The room is warmer than the tents and loud in a different way.
Pots talk to each other in soft taps.
Pans make the music of usefulness.
The hearth throws a steady heat that feels like a promise held for later.
The chalkboard on the far wall bears a shopping list written in three hands and half a dozen different moods.
There are bullet casings on the shelf beside the cookbooks.
A rosary hangs from a nail.
A dish towel has been folded into quarters with the kind of precision that speaks a love language.
I set the last tray on a table and flex my hands.
Sugar sticks to my fingers, a dusting of victory and stubbornness.
Citrus oils perfume my wrists.
My feet ache in a clean way that reminds me of lines of service passed back and forth between women in kitchens. I tell myself I will wash the piping bags and go. I tell myself I will not linger in a room that is starting to feel like a choice.

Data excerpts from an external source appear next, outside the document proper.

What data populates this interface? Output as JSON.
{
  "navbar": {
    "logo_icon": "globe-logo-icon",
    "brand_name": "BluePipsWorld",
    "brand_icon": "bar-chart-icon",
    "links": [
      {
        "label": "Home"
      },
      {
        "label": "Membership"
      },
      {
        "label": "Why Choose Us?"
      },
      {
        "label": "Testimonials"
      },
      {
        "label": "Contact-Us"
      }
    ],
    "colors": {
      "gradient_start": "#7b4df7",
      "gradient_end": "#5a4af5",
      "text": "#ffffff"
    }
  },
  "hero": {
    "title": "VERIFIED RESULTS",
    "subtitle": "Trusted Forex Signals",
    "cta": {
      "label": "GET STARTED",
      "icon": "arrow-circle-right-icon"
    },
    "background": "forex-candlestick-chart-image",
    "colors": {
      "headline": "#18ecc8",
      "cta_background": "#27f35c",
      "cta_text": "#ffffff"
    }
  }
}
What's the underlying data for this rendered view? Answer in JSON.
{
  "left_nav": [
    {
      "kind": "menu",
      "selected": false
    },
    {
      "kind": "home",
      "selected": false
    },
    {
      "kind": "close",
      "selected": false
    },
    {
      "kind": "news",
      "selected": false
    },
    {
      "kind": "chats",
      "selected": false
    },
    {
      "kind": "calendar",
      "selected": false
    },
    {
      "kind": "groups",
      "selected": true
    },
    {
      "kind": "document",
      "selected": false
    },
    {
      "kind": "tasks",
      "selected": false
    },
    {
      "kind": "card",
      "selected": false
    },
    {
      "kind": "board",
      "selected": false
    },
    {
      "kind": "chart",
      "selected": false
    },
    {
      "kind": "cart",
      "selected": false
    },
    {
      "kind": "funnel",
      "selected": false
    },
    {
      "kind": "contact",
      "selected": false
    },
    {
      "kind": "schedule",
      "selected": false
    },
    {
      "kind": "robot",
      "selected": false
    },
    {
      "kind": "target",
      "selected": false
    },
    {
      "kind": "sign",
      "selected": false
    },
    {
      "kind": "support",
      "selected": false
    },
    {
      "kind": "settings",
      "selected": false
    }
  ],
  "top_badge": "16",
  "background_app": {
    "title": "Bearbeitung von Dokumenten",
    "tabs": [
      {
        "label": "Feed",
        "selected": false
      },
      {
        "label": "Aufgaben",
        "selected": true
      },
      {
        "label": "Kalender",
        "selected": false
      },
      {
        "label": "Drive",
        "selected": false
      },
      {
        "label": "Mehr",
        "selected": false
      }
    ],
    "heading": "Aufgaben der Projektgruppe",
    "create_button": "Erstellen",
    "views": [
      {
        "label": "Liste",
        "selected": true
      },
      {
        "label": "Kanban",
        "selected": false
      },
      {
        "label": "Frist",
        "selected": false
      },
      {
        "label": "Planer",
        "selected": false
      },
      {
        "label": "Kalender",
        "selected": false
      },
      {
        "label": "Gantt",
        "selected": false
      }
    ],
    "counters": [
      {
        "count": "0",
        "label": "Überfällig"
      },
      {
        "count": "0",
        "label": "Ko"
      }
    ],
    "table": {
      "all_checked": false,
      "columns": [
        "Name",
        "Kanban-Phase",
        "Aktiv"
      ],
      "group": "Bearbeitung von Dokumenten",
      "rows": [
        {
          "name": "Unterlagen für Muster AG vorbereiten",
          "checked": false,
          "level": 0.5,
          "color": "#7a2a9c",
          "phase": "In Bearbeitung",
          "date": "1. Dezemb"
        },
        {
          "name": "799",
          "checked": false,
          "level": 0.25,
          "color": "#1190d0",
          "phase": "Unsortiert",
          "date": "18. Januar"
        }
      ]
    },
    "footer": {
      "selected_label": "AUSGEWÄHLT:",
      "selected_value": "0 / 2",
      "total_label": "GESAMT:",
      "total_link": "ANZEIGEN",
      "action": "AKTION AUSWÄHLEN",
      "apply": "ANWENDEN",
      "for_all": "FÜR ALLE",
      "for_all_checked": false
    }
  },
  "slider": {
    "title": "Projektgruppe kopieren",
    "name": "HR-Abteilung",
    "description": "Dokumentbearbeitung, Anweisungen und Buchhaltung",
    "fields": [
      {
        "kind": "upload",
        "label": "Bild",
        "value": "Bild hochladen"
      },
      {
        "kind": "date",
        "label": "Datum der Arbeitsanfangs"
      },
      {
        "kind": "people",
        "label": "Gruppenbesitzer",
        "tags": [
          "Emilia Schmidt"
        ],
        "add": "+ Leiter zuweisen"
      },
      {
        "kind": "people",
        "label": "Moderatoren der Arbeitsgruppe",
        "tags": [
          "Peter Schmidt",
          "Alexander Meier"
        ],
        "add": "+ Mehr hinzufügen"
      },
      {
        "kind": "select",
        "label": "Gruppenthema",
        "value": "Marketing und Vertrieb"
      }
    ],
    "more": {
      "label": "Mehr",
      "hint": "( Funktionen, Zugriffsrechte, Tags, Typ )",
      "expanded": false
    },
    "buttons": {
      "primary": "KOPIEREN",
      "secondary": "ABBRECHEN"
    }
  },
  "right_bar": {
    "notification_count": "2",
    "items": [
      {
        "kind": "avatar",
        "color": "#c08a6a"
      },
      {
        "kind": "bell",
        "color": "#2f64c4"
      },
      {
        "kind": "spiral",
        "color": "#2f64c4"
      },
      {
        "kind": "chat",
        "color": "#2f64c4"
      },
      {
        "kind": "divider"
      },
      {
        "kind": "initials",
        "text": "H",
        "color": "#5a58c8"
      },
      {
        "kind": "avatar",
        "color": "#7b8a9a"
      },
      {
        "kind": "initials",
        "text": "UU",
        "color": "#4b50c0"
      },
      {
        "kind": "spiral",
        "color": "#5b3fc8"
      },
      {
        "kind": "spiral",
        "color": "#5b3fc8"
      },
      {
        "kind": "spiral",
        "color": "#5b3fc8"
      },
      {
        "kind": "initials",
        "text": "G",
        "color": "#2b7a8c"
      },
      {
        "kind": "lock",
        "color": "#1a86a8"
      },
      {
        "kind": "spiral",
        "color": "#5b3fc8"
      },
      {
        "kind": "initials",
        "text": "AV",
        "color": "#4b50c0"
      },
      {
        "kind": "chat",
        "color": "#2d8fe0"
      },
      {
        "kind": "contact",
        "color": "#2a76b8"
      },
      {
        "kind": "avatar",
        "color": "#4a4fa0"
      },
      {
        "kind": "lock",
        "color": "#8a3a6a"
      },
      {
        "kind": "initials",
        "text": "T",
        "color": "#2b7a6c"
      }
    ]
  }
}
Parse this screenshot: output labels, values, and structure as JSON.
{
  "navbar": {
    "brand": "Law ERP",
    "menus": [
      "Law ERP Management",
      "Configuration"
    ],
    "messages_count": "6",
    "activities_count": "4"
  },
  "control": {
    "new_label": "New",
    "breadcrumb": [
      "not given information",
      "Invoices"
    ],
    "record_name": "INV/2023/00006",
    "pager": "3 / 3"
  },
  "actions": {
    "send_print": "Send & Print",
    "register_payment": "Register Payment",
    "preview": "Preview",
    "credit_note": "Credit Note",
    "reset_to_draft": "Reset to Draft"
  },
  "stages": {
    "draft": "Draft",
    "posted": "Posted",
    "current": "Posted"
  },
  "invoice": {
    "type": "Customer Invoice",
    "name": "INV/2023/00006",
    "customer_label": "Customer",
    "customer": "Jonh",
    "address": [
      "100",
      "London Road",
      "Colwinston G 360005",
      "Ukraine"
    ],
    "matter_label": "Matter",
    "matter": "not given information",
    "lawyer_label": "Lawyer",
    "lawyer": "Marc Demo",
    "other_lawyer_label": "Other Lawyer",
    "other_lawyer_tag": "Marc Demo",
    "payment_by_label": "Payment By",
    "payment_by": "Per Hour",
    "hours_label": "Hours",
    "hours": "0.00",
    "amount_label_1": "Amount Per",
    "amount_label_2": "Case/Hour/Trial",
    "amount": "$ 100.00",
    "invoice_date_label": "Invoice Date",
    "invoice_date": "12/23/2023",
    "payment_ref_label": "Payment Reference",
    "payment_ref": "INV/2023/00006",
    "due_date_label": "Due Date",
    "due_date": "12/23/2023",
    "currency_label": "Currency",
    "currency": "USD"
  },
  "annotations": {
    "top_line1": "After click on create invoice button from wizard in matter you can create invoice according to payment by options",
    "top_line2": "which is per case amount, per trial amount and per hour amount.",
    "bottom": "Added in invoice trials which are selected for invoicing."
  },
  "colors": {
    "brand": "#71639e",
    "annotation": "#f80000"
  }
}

I wash my hands because I need something to do.
The water runs warm.
Sugar melts and slides away.
I watch it go and try not to think about how easy it is to lose something fine when you stop paying attention.
The kitchen does what kitchens do.
It welcomes motion.
It forgives hesitation.
I stack the last clean tray.
I wrap two tubs of frosting for later and tuck a knife into its place behind the flour tins.
The room breathes around me as if it recognizes a person who will feed it back.
The door opens and the party spills through in a burst.
The last of the band hauls in a case that has seen more towns than I have.
A man with a garland crown and a new respect for fire thumbs through a stack of paper plates like a dealer.
Cruz steps in backward with a crate of glasses balanced against his chest, eyes on the corridor as if he is carrying something once broken that he will not break again.
He sees me and the look he gives me is so warm I consider stepping into it.